As we get older our priorities, goals and ambitions all change. Some things we’re glad to see the back of – questionable haircuts and shellsuits, we’re talking about you! Our diet, on the other hand, is something we should keep in the forefront of our minds and continuously adjust as our bodies mature. So, we’ve enlisted the help of nutritionist Lily Soutter to reveal the foods you should be eating to keep your body healthy, no matter how many years you’ve totalled on the clock.
In your 30s
During our 30s, we tend to be less active than we were in our 20s, meaning metabolism slows by one to two percent per decade. Your body produces more fat in comparison to muscle mass, therefore you may need to adjust your portion sizes. Put simply, if your eating patterns stay the same as they did in your 20s you’re more likely to gain weight.
This is also a common decade for pregnancy, therefore nutrition in relation to fertility is crucial. Consuming adequate folate (folic acid and vitamin B9) within your diet is essential for supporting healthy pregnancies – this can be found in chickpeas, asparagus, spinach, broccoli, avocados and fortified flour. However, it’s important to note that taking daily supplements with folic acid is recommended should you be expecting.
In your 40s
This is the age when symptoms of the perimenopause and menopause typically appear.
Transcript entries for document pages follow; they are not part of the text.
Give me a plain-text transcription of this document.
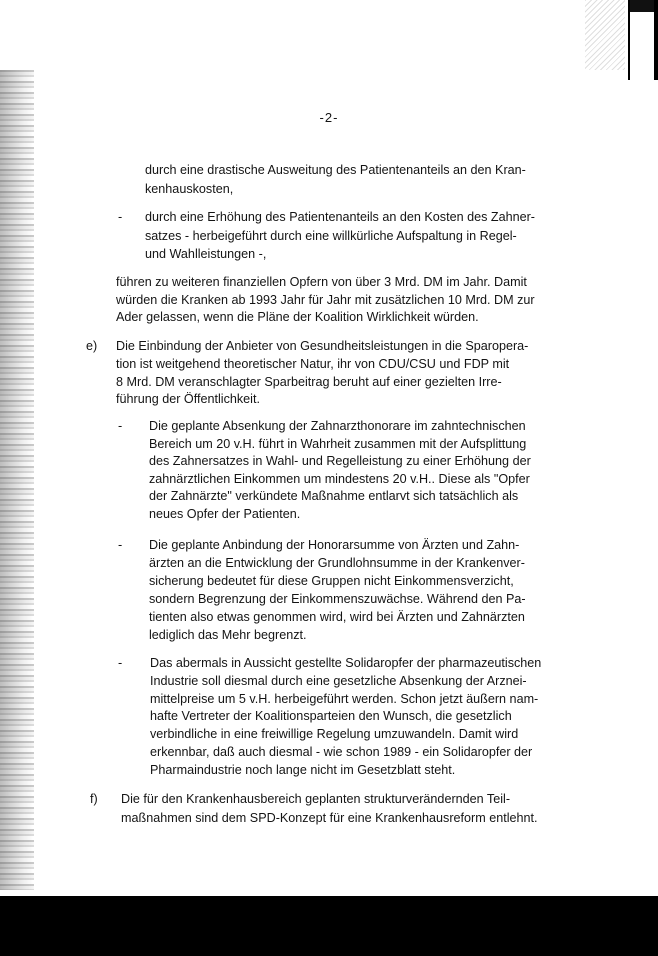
-2-
durch eine drastische Ausweitung des Patientenanteils an den Kran-
kenhauskosten,
- durch eine Erhöhung des Patientenanteils an den Kosten des Zahner-
satzes - herbeigeführt durch eine willkürliche Aufspaltung in Regel-
und Wahlleistungen -,
führen zu weiteren finanziellen Opfern von über 3 Mrd. DM im Jahr. Damit
würden die Kranken ab 1993 Jahr für Jahr mit zusätzlichen 10 Mrd. DM zur
Ader gelassen, wenn die Pläne der Koalition Wirklichkeit würden.
e) Die Einbindung der Anbieter von Gesundheitsleistungen in die Sparopera-
tion ist weitgehend theoretischer Natur, ihr von CDU/CSU und FDP mit
8 Mrd. DM veranschlagter Sparbeitrag beruht auf einer gezielten Irre-
führung der Öffentlichkeit.
- Die geplante Absenkung der Zahnarzthonorare im zahntechnischen
Bereich um 20 v.H. führt in Wahrheit zusammen mit der Aufsplittung
des Zahnersatzes in Wahl- und Regelleistung zu einer Erhöhung der
zahnärztlichen Einkommen um mindestens 20 v.H.. Diese als "Opfer
der Zahnärzte" verkündete Maßnahme entlarvt sich tatsächlich als
neues Opfer der Patienten.
- Die geplante Anbindung der Honorarsumme von Ärzten und Zahn-
ärzten an die Entwicklung der Grundlohnsumme in der Krankenver-
sicherung bedeutet für diese Gruppen nicht Einkommensverzicht,
sondern Begrenzung der Einkommenszuwächse. Während den Pa-
tienten also etwas genommen wird, wird bei Ärzten und Zahnärzten
lediglich das Mehr begrenzt.
- Das abermals in Aussicht gestellte Solidaropfer der pharmazeutischen
Industrie soll diesmal durch eine gesetzliche Absenkung der Arznei-
mittelpreise um 5 v.H. herbeigeführt werden. Schon jetzt äußern nam-
hafte Vertreter der Koalitionsparteien den Wunsch, die gesetzlich
verbindliche in eine freiwillige Regelung umzuwandeln. Damit wird
erkennbar, daß auch diesmal - wie schon 1989 - ein Solidaropfer der
Pharmaindustrie noch lange nicht im Gesetzblatt steht.
f) Die für den Krankenhausbereich geplanten strukturverändernden Teil-
maßnahmen sind dem SPD-Konzept für eine Krankenhausreform entlehnt.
The fall in oestrogen levels can cause a variety of symptoms that last for on average around four years, including hot flushes, night sweats and mood swings. Research suggests that minimising common trigger foods such as caffeine and alcohol and foods that are sugary or spicy may help to reduce these indicators. Keeping a food diary can be a great way to see what worsens or triggers these complaints too. There is also some research to suggest that foods rich in phytoestrogens may have modest benefits for menopausal symptoms, such as hot flushes and even heart disease risk.
Phytoestrogens are another word for naturally occurring plant compounds that can mimic the effects of oestrogen within the body, meaning that they may have hormone-balancing effects. Sources of these plant powerhouses include ground flaxseeds, soybeans, tofu, tempeh, beans and pulses.
It’s important to focus on nutrient-dense foods which are rich in antioxidants at this age. Antioxidants fend off harmful free radicals, which come from UV rays, smoke and pollution and are thought to contribute to the ageing process and many chronic diseases. Ensure that you are including regular rainbow coloured fruit and vegetables within your diet to keep up your intake of antioxidants.
In your 50s
After the Menopause, lower oestrogen levels may increase your risk of cardiovascular disease and osteoporosis. Getting enough calcium and vitamin D within your diet is critical at this stage to support bone health and help to prevent osteoporosis. Vitamin D can be obtained from egg yolks and oily fish such as salmon. During the months of October to April taking daily vitamin D supplements should be considered too as UV light levels are lower during winter time. Calcium can be obtained from dairy products but also from plant-based sources such as dark green leafy veg, tofu, nuts, dried figs and chia seeds.
Your muscle mass also tends to decline at the age of 50, and your metabolism slows, so your portion sizes need to be adjusted accordingly. It’s important to do resistance training twice weekly such as weight lifting, and try to consume protein with each meal and snack to help reduce loss of muscle weight. Good quality protein sources include meat, fish, eggs, tofu, beans, pulses, nuts and seeds.
Checking your vitamin B12 levels is something to consider too. This is an essential nutrient required for the formation of healthy red blood cells, your nervous system, energy levels and cardiovascular health. As we age, the ability to absorb optimal amounts of vitamin B12 from the food we eat can decline, making it important to eat foods rich in this vitamin.